Saturday, October 28, 2006

It fits!

Eureka! Here is my great-nephew, Thomas, in the sweater I made from Knit Picks Simple Stripes yarn for his baby shower in February. The free pattern on their site was a bit whacked, but I improvised, and it seems to have turned out okay.

I must admit, he is looking cuter as he gets older -- there seems to be someone home, if you know what I mean. Very young babies either (a) look like Yoda, and/or (b) don't really have a lot of personality yet (though they do make cute sighing/baby sounds).

So okay, maybe this might -- just might -- motivate me to work on that Lion Cotton Denim Swirl cardigan. I am guesstimating the cardigan measurements based on the raglan baby cardigan pattern I found on knitty, with the addition on a collar, which the knitty pattern does not have.

I did finish one in peach cotton -- 3 skeins of
Bernat Love Bug from my Smiley's Yarn Riot stash -- for a friend who is due next month. (Well... almost: I just have to [ugh] weave in the ends and oh yes, make the ties.) I used the knitty pattern as a basis for reverse engineering the pink Lion Cashmere baby cardigan (Pretty in Pink: pattern # 50678) from their new fall/winter 2006 catalog.

Hmmm...so I see that my laziness in using the camera in my cellphone yields a weird pinkish ring around the edges of all of my photos. Oops.

Friday, October 27, 2006

Sticks on a plane


So okay, on the way out to lovely Monterey for the conference, I must, simply must have a project for what turned out to be a 10 hour trip. And a good thing I was so obsessive too: AA 0003 sat on the runway for 1:45 before even taking off, which meant, of course, that I missed the connecting flight to MRY, thereby leaving me stranded at LAX for 3 hours.

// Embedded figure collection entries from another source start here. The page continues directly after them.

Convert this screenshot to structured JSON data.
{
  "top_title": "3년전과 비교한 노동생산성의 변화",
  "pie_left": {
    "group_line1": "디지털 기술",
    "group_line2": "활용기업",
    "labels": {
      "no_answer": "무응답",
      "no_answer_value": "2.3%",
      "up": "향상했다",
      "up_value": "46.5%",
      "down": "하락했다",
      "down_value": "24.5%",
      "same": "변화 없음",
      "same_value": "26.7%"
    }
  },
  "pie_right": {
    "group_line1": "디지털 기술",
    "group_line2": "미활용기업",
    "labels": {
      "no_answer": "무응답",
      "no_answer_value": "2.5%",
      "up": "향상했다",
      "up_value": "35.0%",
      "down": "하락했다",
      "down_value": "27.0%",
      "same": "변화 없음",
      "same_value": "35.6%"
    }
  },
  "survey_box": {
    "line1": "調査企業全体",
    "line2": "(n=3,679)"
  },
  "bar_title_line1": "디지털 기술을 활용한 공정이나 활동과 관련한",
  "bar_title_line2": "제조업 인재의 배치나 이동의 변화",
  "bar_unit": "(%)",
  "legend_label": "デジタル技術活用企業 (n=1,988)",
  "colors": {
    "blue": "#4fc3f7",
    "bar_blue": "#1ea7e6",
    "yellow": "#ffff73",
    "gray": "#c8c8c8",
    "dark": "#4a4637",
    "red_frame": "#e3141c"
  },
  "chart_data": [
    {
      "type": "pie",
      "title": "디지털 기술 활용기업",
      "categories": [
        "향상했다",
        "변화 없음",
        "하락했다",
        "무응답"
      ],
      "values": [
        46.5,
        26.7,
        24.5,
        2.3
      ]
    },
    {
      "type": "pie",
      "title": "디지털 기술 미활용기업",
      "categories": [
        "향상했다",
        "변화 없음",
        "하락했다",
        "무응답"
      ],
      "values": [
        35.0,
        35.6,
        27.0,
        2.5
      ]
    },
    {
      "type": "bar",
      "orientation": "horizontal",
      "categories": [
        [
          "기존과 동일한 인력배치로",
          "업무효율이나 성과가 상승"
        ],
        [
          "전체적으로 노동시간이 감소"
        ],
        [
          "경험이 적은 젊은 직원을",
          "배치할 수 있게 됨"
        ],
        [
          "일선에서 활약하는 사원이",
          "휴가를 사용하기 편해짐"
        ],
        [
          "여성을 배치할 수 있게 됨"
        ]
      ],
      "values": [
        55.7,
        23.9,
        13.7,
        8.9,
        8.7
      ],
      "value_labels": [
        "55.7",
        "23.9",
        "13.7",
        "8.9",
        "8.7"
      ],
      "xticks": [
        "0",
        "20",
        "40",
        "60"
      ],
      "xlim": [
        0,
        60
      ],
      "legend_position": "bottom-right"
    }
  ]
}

And then there was the prop plane to MRY...it was time to bite the bullet and begin to use the dreary Lion Cotton Denim Swirl I bought years ago. (Well hey, I do have a great-nephew now...)

On the bright side, I came up with a new use for those fancy fabric shoe bags from ritzy hotels.


Not surprisingly I got very bored with that project (gee, can you tell that I don't like the yarn?) so on the way back (a mere 6 hour trip) I switched to a different project with some yarn I really DO like.

This is the beginning of a pair of Whistler Wrist Warmers for a perpetually chilly friend, enabled by my day of hookie at Monarch Knitting on Tuesday, where I bought some Inox 2s and another Japanese brand of 2s which I'd never seen before (I had brought dpns with me, but forgot how much I hated using them).

And now, time to go have dinner with my sweetie.

Taking the plunge


Well okay, after various comments by my friends, seeing that said friends (even the non-techie ones) could do it quite easily without the HTML heavy-lifting from days of yore, and -- yes, I must admit -- a week at this year's Internet Librarian Conference I'm finally giving this a whirl.

What the hell I'll talk about, I dunno.

I must admit however, (knitting geek alert!) that I am eager to finally get my FO photos organized into one aesthetically pleasing journal.